Einer der Schlüsselprozesse beim CLIL besteht darin, die Fortschritte der Lernenden zu unterstützen, wenn sie sich auf einem Kontinuum von konkreten, einfacheren Formen des Alltagsdenkens und -sprechens zu formelleren und abstrahierteren Formen der Wissensvermittlung bewegen. Dieser Beitrag befasst sich mit der Rolle der Alltagssprache bei der konzeptuellen Entwicklung im CLIL-Unterricht und bei der Sozialisierung der Schülerinnen und Schüler zu fachspezifischen Verwendungsarten der Sprache. Er bedient sich des Begriffs des Bildungspfads um herauszustreichen wie Alltagssprache und Bildungssprache eng miteinander verbunden sind. Beispiele aus der Primar- und der Sekundarstufe zeigen auf, wie die Rolle der Gebrauchssprache sich verändert von eher formelhafter Verwendung hin zur Funktion als Vermittler von abstrakterem Denken bei älteren Lernenden.

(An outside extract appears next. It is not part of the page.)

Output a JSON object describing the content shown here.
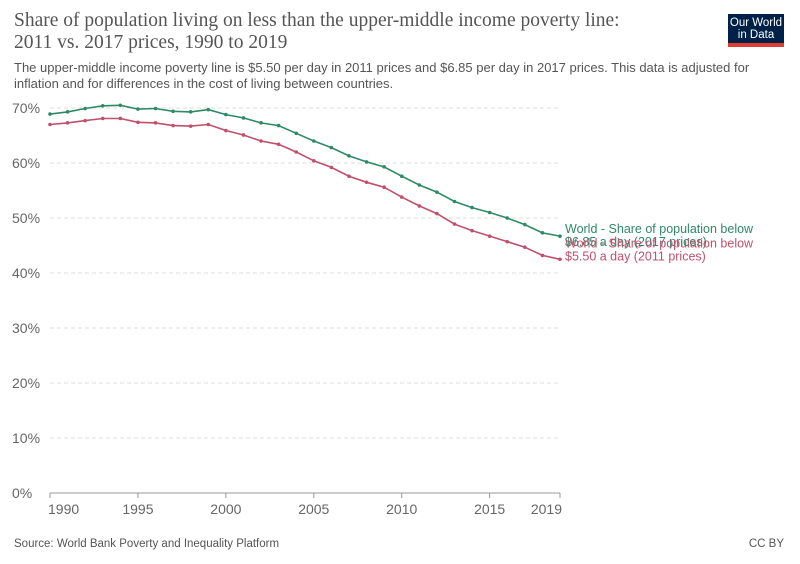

Content and language integrated learning (CLIL), an educational approach involving the use of foreign/additional language as a tool for instruction, keeps gaining ground in different countries and across educational levels. CLIL has been shown to have potential especially from the language learning perspective because it creates a space to be engaged in meaningful language use. Recently there have been calls to focus on the very concept of integration and what the process of simultaneous development of language and content knowledge and skills requires from teaching. It has also been emphasised that the notion of integration requires a reorientation towards language skills as specific to different content areas and disciplines (e.g. Meyer et al., 2015; Nikula et al., 2016). This requires progression from everyday language to what can be called academic language which, in general terms, means education involving gradual movement on a continuum from more everyday, concrete and commonsense to more technical and abstract uses of language (see Forey & Polias, 2017: 148-147). In this process, furthermore, subject and disciplinary areas involve learners socialising into content-specific ways of constructing knowledge and using language (Nikula, 2017). This process challenges those learning through L1 and L2 alike (see Llinares & Whittaker, 2010). This progression, however, should not be seen as a matter of everyday language being entirely replaced by academic language. Rather, as Barwell (2016: 113) notes, informal and academic language are inextricably linked and both are necessary. For this reason, we want to call attention to the role of everyday language in content and language integration and in conceptual development and orient to CLIL as an ongoing process along the educational path. Using vignettes from CLIL classrooms from primary and secondary level, we illustrate fundamental ways in which language and content integrate at different points in the educational pathway.